Insgesamt sieben Berittpferde warten nach der Arbeit auf sie. In der Menge sei das nicht geplant gewesen, gibt die Pferdesportlerin zu. Darum ist Stradtmann froh über die Unterstützung durch ihre Eltern. Ihr Vater, Rainer Stradtmann, ein Cousin des Kreispferdesportverbands-Vorsitzenden Uwe Stradtmann und selbst Dressur- und Springreiter, ist bis heute ihr Trainer.
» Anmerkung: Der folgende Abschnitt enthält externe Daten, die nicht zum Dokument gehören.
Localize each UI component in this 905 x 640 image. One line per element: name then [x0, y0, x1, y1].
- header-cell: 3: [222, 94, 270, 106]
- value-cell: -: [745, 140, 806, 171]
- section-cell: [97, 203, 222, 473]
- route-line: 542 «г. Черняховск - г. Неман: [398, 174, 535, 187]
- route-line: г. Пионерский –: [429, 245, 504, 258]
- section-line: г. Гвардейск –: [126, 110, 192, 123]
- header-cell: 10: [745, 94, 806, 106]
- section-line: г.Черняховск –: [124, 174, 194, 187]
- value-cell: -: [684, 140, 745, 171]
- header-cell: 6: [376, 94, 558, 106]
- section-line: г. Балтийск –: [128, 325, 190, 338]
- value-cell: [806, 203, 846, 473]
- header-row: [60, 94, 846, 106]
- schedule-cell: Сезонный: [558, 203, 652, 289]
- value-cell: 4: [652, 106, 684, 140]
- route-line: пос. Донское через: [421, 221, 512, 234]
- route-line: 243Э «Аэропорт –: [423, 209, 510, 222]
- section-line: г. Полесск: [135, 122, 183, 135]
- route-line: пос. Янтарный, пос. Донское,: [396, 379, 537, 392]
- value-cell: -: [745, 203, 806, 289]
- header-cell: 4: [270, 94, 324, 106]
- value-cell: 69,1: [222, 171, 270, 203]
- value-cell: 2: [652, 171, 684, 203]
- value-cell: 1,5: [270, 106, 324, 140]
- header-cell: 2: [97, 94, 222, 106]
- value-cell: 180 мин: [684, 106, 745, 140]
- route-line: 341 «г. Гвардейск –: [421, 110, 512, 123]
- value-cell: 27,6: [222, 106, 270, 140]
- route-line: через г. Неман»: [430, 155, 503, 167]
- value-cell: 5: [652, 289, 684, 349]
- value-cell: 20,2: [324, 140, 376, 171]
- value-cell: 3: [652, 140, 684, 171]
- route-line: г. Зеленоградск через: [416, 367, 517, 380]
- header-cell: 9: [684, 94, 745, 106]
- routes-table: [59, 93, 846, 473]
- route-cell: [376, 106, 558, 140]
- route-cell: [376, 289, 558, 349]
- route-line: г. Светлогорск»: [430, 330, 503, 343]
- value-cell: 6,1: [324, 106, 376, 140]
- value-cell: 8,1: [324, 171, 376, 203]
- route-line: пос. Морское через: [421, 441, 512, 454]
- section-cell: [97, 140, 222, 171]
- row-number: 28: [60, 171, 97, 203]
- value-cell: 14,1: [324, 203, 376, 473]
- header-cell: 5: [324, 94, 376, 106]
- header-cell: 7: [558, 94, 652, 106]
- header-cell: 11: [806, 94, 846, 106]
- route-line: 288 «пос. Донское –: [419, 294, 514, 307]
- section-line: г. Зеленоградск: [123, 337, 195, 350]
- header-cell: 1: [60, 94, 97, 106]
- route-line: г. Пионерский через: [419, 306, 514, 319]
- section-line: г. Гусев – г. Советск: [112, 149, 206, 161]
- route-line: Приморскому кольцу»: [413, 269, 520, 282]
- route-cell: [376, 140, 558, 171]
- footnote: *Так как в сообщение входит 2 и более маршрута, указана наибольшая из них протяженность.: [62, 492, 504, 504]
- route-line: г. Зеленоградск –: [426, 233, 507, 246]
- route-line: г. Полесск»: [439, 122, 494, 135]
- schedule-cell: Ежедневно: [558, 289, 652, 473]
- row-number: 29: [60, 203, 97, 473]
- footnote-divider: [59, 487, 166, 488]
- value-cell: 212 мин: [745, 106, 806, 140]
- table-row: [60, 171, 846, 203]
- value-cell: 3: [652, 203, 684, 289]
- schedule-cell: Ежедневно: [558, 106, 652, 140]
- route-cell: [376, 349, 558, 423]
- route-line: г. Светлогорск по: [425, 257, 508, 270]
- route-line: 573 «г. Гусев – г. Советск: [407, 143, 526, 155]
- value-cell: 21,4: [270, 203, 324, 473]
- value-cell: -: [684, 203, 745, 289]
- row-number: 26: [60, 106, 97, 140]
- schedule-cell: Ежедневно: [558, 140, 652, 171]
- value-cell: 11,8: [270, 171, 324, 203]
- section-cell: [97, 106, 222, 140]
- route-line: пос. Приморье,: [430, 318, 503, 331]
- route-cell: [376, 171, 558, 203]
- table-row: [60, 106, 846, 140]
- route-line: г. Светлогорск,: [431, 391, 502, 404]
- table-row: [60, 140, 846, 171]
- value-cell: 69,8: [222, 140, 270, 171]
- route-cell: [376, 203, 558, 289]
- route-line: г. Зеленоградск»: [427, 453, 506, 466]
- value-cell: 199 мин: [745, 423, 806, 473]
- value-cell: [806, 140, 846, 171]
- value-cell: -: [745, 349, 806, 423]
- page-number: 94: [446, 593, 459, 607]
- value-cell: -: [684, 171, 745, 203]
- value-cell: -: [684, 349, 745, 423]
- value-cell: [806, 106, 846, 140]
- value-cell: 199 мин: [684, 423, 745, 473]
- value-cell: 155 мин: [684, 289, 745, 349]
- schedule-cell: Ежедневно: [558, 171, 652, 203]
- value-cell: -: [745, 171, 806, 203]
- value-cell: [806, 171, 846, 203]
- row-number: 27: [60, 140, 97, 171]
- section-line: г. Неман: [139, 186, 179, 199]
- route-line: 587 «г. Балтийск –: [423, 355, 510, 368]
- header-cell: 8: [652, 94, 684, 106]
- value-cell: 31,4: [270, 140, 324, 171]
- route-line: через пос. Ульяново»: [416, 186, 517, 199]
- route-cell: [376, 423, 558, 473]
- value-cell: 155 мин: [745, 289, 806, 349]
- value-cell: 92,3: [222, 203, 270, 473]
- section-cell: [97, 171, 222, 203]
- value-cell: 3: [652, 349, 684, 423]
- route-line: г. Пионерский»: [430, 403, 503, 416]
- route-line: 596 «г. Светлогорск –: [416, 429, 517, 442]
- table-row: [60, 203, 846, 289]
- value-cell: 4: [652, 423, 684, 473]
„Wir hatten noch nie so viele gute Pferde im Stall“, freut sich Miriam Stradtmann. Alles habe sich in eine gute Richtung entwickelt. „Ich habe tolle Pferdebesitzer, die mir viel ermöglichen“, sagte sie. Die weiteren Ziele sind daher gesteckt. In der S-Dressur möchte die Twistringerin das nächste Level erreichen mit Lektionen wie Passage und Piaffe. Und dann ist da noch das Goldene Reitabzeichen. Für die höchste sportliche Auszeichnung der Deutschen Reiterlichen Vereinigung fehlen der Dressurreiterin drei weitere S-Siege. „Wir müssen einfach noch besser werden“, betont Stradtmann. Daran arbeiten die 37-Jährige und ihre Vierbeiner jetzt akribisch...

Steckbrief

Name: Miriam Stradtmann

Alter: 37

Wohnort: Twistringen

Beruf: Bürokauffrau

Größte sportliche Erfolge: Platz zwei mit der deutschen Dressur-Mannschaft beim Nationenpreis in Frankreich 2003

Verein: RFV Diek-Bassum

Privates: Nicht verheiratet, aber in fester Beziehung mit Benjamin Stratmann; keine Kinder.